As at previous meetings across the state this month, protesters, including actors Debra Winger and Mark Ruffalo, gathered in downtown Manhattan to express concern about the safety of water supplies, holding signs saying "Governor Cuomo, don't frack it up" and "Don't frack with New York".
"We have to be literally insane to contemplate fracking," New York state Senator Tony Avella told reporters outside the hearings. "Wake up Governor Cuomo, this is not going to provide jobs or revenue, but what it will do is poison the water supply for 17 million New Yorkers."
Development of the Marcellus and other U.S. shale deposits over the last few years has left the United States with a century's worth of supply. In neighboring Pennsylvania, production from the Marcellus has led to an energy boom that New York Governor Andrew Cuomo is keen to replicate.
But fracking has been blamed for contaminating water supplies, as gas migrates from badly cemented wells into surrounding areas. A Pennsylvania well blowout in April spilled drilling fluids into local waterways, further stoking fears.
"Evidence from other states demonstrates that there are significant environmental risks associated with hydrofracking," State Senator Liz Krueger said in testimony to the DEC on Wednesday. "Every few months a new incident highlights the risk."
The gas industry says fracking can be carried out safely and that the jobs created will help jump-start New York's debt-laden economy. Drillers have complained that the new rules are too strict, especially with regards to drilling near watersheds.
"The DEC now proposes to impose excessive permitting and regulatory requirements with questionable environmental benefits," said Cathy Kenny, associate director of New York State Petroleum Council.

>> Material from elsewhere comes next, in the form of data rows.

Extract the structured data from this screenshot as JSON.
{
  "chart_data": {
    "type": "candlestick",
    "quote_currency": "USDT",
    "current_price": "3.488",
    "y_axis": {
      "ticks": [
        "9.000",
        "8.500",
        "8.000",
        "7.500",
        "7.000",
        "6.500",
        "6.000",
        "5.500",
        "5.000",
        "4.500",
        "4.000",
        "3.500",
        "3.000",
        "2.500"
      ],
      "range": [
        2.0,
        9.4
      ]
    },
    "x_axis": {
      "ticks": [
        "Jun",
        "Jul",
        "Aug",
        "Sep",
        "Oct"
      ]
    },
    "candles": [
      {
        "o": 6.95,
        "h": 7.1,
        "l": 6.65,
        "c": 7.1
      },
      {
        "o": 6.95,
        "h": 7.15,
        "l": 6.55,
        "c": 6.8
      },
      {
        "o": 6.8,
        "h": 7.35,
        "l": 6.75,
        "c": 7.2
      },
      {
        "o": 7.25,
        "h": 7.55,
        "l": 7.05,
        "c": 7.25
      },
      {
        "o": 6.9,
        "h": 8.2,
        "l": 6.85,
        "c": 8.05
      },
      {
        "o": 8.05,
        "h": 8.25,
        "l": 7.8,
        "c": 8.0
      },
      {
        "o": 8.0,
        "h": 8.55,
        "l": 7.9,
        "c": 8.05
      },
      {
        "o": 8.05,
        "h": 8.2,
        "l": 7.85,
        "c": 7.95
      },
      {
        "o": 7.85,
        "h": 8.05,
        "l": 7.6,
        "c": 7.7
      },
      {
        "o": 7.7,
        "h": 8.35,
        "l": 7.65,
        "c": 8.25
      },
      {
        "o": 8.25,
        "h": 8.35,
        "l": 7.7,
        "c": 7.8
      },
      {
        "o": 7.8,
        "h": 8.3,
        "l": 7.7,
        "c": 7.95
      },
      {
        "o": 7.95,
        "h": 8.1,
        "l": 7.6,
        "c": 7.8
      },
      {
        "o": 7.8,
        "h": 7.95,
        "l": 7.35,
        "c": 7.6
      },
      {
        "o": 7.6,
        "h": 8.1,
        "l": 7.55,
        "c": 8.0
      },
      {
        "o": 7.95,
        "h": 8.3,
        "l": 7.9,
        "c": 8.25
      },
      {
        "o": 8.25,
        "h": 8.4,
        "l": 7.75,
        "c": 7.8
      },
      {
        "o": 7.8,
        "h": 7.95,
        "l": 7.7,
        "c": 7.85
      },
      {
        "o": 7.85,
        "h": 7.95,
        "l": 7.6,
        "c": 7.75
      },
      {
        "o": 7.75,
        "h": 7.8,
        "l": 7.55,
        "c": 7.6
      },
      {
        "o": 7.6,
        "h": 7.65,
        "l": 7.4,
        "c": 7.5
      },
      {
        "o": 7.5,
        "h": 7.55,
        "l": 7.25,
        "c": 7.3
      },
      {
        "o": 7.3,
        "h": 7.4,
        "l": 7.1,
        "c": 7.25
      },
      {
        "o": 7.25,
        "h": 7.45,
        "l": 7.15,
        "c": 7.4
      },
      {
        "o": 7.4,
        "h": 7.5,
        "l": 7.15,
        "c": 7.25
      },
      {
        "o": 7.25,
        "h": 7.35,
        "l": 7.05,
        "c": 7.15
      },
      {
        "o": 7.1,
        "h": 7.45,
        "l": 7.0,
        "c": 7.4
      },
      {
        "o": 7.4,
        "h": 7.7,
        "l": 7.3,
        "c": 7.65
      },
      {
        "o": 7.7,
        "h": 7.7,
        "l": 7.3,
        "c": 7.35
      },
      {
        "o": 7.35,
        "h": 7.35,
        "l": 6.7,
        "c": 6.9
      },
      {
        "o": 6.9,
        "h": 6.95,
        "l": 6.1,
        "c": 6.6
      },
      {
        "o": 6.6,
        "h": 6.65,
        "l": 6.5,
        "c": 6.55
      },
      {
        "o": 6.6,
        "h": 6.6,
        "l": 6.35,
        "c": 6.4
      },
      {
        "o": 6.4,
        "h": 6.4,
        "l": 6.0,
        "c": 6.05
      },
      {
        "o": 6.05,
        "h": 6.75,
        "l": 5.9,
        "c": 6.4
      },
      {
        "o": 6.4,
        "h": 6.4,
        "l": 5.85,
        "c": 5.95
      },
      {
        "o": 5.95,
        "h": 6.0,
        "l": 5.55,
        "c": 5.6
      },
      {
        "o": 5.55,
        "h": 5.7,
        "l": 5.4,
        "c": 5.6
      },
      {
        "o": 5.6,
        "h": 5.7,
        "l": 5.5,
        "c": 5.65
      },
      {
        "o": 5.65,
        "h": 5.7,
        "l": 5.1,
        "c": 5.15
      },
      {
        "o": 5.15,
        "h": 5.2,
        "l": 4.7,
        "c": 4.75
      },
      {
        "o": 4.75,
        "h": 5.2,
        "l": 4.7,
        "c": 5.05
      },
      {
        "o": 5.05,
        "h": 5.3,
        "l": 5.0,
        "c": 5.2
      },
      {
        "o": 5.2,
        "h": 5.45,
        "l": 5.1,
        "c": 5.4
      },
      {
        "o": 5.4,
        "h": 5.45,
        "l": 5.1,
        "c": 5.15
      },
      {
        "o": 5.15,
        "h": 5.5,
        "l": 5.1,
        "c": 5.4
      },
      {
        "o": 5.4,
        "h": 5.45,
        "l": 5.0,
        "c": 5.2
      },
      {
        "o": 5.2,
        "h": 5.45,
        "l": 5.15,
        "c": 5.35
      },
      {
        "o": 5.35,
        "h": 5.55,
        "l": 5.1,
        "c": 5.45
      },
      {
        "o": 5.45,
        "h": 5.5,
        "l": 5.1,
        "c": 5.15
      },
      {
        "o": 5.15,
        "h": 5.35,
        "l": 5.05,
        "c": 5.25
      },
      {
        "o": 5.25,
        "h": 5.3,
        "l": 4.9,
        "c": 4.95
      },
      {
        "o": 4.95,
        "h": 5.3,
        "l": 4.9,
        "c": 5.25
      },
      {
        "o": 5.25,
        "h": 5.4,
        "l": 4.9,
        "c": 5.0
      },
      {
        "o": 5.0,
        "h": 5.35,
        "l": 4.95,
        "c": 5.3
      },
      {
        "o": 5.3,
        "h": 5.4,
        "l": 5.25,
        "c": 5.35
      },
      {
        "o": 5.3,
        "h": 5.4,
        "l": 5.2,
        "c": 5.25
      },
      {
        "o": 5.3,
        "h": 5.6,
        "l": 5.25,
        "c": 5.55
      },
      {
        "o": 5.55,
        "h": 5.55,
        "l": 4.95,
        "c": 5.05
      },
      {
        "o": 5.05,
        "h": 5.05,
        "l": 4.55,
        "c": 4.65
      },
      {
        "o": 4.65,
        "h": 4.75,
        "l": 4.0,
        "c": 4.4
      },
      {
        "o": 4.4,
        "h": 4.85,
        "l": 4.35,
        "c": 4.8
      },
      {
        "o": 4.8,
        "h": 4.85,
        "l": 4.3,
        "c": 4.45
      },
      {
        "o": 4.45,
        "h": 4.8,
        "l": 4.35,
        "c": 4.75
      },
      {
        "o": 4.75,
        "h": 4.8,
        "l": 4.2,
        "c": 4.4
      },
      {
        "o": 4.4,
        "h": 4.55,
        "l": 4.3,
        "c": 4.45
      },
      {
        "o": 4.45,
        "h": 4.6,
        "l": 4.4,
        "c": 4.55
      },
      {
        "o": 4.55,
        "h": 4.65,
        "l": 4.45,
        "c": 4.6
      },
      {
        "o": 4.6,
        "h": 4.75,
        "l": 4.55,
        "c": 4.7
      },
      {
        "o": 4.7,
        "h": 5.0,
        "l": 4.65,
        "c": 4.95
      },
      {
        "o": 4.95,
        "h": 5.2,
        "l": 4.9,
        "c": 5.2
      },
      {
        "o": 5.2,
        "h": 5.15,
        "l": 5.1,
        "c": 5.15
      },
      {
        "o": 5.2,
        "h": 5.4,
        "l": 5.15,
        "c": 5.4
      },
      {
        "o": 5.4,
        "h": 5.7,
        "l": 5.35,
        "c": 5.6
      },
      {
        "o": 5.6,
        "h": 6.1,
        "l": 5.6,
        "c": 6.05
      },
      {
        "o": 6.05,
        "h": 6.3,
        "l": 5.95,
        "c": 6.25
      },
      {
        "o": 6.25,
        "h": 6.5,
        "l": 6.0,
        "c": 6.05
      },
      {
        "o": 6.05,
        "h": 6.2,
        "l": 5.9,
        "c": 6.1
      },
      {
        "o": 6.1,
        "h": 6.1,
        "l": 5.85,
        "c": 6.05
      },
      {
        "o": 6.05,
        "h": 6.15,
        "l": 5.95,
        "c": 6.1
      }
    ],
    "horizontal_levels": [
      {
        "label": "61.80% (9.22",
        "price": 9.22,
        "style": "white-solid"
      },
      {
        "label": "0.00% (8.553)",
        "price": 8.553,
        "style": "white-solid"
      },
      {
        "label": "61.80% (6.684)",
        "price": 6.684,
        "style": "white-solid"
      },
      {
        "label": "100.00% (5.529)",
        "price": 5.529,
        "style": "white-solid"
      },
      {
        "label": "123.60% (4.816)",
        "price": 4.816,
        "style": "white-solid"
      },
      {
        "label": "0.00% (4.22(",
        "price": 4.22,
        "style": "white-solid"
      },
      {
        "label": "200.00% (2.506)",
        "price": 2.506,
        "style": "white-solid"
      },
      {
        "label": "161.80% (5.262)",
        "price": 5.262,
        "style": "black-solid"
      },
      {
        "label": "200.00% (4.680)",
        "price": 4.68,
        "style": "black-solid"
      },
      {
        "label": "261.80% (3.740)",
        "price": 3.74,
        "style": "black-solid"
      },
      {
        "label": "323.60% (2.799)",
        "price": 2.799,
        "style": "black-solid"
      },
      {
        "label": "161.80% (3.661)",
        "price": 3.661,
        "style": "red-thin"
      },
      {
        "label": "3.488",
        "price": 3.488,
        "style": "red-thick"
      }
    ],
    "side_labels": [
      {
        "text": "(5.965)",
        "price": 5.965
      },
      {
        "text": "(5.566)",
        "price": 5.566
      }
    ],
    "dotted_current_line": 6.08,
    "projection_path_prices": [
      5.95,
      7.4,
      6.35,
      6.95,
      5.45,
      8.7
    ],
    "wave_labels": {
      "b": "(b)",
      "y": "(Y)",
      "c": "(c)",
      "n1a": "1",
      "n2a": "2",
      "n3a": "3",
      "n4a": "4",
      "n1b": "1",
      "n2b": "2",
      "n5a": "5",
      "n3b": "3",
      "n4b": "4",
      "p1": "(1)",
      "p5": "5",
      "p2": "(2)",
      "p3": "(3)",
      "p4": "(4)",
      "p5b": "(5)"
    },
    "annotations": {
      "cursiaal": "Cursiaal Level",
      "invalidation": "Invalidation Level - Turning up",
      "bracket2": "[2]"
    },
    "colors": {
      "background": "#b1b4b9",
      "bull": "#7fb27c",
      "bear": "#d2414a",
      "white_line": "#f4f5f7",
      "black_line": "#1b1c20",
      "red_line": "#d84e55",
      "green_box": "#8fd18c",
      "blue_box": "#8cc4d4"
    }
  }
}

The DEC extended its deadline for comments on the fracking regulations for a second time on Wednesday, frustrating gas drillers keen to develop their New York acreage.
The end of the comment period, which was originally delayed until December 12, is now January 11.
"While today's extension of the comment period may seem inconsequential to some, it is in fact a continuation of the existing four-year ban on economic opportunity for Upstate New York," the Independent Oil and Gas Association of New York said in a statement.
If the DEC's regulations are passed, new drilling permits could be handed out by next year.